La véritable histoire du procès de Jésus




L'alcoolisme
Ce sera l’œuvre de ma vie. Elle a grandi en moi depuis de nombreuses années maintenant sans que je n’écrive une seule ligne. Elle est mûre aujourd’hui et moi aussi. Je vais pouvoir apaiser mon esprit, le vider de cette pièce encore fœtus, enfanter les vers, concrétiser mon chef d’œuvre.
Un projet colossal, grandiose. Un grand péplum en alexandrin. Les salles seront combles quand on jouera au théâtre « L’histoire du procès de Jésus ».
J’ai acheté un stylo luxueux pour qu’il soit à la hauteur des mots que je vais écrire. Très solennellement, avec un petit tremblement je gribouille :
Acte I Scène 1
Caïphe
Dans un palais de Galilée
Silence enfin ! Silence ! N'est-il donc plus possible
D'avoir un peu de calme en son propre palais ?
Taisez-vous tous les prêtres et les vieillards pénibles
Ou alors c'est dehors ! Allez hop ! Du balai !
Si aujourd'hui nous sommes en ce lieu réunis
Ce n'est point pour manger mon veau gras ni pour boire
Le plus doux de mes vins en souillant mes tapis.
Reprenez-vous mes pauvres et laissez-moi m'asseoir.
Si nous siégeons ici c'est pour une autre affaire
Bien plus importante et qui nous concerne tous
Ne pensez surtout pas que je vous presse ou pousse
Mais il faut en finir ! Plus rien d'autre à faire !
Nous devons décider ce soir et ici même
Comment nous pourrions nous débarrasser du
Maudit Nazareth et de tous ses blasphèmes
En un mot décider comment tuer Jésus.
Je vous en prie mes chers ! N'ayez pas l'air surpris !

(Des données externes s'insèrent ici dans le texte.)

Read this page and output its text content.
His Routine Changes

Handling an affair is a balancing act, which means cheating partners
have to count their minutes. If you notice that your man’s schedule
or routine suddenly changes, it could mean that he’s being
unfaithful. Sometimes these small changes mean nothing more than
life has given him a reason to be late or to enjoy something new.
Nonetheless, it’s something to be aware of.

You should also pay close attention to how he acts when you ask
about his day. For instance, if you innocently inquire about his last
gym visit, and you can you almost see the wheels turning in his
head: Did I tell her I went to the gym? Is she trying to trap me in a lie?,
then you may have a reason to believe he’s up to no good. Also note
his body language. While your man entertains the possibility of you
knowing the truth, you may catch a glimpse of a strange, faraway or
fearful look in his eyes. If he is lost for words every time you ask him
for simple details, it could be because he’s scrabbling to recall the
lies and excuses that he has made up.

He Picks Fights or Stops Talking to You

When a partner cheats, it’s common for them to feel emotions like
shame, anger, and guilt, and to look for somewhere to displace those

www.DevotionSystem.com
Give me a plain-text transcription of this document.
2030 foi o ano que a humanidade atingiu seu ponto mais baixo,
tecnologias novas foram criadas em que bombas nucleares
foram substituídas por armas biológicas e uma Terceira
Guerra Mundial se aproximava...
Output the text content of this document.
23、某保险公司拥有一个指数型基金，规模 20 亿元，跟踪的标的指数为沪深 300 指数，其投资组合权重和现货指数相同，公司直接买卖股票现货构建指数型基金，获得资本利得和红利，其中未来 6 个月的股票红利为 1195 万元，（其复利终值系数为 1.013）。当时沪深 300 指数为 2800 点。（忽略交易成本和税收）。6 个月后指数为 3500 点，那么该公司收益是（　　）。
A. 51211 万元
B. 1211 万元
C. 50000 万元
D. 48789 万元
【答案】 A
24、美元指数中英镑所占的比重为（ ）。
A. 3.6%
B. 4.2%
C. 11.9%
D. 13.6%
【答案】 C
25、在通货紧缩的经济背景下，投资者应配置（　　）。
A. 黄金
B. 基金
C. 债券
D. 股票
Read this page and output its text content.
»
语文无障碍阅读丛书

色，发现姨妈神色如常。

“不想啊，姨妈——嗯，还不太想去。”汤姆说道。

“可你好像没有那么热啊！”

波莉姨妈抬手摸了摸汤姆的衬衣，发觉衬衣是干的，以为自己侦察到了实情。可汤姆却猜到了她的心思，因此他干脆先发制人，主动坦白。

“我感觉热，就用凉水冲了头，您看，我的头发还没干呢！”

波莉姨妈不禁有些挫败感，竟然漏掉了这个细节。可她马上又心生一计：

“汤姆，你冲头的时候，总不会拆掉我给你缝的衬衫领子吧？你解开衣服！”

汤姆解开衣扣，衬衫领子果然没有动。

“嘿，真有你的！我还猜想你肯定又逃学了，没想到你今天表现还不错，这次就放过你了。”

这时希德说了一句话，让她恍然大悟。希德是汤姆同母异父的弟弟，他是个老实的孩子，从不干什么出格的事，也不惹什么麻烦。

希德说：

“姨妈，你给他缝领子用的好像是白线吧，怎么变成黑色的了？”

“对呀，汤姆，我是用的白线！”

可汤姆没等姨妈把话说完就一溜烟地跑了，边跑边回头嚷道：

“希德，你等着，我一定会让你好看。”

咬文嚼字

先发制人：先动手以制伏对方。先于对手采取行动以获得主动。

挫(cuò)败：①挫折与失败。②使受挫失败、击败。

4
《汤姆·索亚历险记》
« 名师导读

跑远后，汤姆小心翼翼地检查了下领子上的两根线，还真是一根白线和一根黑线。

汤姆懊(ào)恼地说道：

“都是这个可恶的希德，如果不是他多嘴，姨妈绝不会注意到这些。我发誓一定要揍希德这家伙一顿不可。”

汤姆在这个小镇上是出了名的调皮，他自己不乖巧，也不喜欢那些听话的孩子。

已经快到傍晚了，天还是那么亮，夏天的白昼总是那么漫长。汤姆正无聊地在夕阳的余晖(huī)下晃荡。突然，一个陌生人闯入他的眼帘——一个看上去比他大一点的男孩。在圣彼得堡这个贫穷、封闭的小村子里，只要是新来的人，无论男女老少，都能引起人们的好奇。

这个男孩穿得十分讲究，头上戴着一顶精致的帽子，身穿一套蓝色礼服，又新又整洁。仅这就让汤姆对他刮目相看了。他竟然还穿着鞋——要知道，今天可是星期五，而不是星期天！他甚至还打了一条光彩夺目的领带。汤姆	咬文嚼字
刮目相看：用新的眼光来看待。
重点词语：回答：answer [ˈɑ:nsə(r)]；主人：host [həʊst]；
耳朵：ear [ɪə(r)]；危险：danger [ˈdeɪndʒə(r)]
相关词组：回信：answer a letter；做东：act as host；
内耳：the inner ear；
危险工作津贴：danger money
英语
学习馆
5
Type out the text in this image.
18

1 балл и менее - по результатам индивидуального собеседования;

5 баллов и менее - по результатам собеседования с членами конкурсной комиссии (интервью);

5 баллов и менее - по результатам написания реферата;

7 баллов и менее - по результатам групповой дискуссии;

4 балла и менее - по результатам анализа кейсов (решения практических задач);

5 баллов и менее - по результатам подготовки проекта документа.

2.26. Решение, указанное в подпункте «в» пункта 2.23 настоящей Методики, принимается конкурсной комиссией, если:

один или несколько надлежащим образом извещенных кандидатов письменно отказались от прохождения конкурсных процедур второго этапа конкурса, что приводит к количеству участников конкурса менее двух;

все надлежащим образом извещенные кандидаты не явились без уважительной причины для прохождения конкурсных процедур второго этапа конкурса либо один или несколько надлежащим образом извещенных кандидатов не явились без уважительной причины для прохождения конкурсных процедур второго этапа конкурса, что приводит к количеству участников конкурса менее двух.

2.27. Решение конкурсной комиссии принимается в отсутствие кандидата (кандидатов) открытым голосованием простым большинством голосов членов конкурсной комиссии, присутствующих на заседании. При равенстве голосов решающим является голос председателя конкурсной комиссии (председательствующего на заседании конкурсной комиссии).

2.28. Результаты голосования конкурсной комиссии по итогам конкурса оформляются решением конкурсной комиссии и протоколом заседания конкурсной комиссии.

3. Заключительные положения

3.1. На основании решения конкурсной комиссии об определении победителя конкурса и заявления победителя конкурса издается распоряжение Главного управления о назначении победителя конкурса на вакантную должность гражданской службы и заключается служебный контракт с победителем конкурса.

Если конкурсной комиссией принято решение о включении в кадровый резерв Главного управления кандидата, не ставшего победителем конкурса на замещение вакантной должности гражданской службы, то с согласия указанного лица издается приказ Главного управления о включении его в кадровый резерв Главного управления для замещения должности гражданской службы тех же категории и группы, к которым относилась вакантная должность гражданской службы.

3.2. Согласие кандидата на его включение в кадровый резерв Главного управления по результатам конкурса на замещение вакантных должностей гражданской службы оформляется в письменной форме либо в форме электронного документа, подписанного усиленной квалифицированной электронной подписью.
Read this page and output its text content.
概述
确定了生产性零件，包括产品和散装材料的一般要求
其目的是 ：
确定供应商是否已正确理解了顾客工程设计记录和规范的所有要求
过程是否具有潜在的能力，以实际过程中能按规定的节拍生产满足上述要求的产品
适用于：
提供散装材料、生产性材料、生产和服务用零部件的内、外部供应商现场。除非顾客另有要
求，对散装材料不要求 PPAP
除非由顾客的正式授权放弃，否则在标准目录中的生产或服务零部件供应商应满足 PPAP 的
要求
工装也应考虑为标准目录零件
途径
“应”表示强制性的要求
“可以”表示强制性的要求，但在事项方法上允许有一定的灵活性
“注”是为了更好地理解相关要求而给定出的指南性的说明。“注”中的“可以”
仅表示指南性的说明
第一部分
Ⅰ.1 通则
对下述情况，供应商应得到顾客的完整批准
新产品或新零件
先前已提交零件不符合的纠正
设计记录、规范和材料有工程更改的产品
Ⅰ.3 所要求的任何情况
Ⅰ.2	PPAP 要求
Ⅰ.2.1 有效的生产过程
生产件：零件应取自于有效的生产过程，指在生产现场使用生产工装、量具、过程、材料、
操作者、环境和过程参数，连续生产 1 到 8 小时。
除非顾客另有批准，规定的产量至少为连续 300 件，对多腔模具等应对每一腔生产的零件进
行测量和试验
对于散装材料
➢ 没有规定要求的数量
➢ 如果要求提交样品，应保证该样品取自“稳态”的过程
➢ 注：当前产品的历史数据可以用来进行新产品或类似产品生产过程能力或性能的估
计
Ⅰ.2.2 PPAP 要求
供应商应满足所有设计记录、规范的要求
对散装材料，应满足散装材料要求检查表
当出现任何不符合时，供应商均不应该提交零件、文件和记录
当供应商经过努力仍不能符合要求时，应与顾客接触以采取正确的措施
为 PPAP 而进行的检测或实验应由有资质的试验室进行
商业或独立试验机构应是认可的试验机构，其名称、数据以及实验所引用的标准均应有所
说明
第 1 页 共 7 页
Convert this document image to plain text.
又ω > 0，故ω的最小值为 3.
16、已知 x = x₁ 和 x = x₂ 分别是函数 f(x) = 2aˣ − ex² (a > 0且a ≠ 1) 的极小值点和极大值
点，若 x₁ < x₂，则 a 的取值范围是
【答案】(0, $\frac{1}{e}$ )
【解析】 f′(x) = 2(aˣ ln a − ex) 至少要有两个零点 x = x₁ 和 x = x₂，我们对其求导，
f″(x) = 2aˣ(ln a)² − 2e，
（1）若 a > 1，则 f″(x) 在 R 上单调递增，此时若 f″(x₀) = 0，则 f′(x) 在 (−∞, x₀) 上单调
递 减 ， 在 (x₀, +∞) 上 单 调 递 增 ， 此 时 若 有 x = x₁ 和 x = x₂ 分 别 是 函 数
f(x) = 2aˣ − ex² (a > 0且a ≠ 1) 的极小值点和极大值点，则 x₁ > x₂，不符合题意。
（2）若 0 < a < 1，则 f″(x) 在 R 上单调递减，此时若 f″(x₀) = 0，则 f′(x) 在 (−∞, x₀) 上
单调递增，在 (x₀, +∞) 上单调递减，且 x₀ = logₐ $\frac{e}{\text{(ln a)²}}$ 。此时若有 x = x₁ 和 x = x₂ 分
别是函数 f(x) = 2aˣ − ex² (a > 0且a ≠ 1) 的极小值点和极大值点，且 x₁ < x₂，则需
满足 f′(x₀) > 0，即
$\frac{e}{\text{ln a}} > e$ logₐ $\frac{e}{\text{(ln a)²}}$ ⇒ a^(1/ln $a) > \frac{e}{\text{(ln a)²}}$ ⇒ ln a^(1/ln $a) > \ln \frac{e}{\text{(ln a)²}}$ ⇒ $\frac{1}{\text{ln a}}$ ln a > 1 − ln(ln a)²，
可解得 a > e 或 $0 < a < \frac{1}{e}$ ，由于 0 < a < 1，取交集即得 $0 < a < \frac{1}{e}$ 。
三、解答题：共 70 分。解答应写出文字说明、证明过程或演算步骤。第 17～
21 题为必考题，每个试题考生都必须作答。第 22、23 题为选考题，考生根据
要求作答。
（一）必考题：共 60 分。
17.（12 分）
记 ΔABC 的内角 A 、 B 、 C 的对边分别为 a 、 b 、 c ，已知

De grâce épargnez-moi vos visages horrifiés
Vos mines déconfites et vos airs atterrés !
N'en jetez plus mes braves, assez d'hypocrisie !
Ou alors dites-moi s'il vous vient à l'esprit
Une autre solution qui soit plus propre et douce.
Quelque conclusion qui nous charmerait tous
Et qui ménagerait vos consciences bénies.
J'attends donc.
le Chœur
Est-ce là un discours à tenir
Aux anciens, aux grands prêtres, et d'ainsi nous honnir ?
Je t'en prie Ô très grand, et très noble Caïphe
Ne nous fait pas l'affront de nous juger naïfs.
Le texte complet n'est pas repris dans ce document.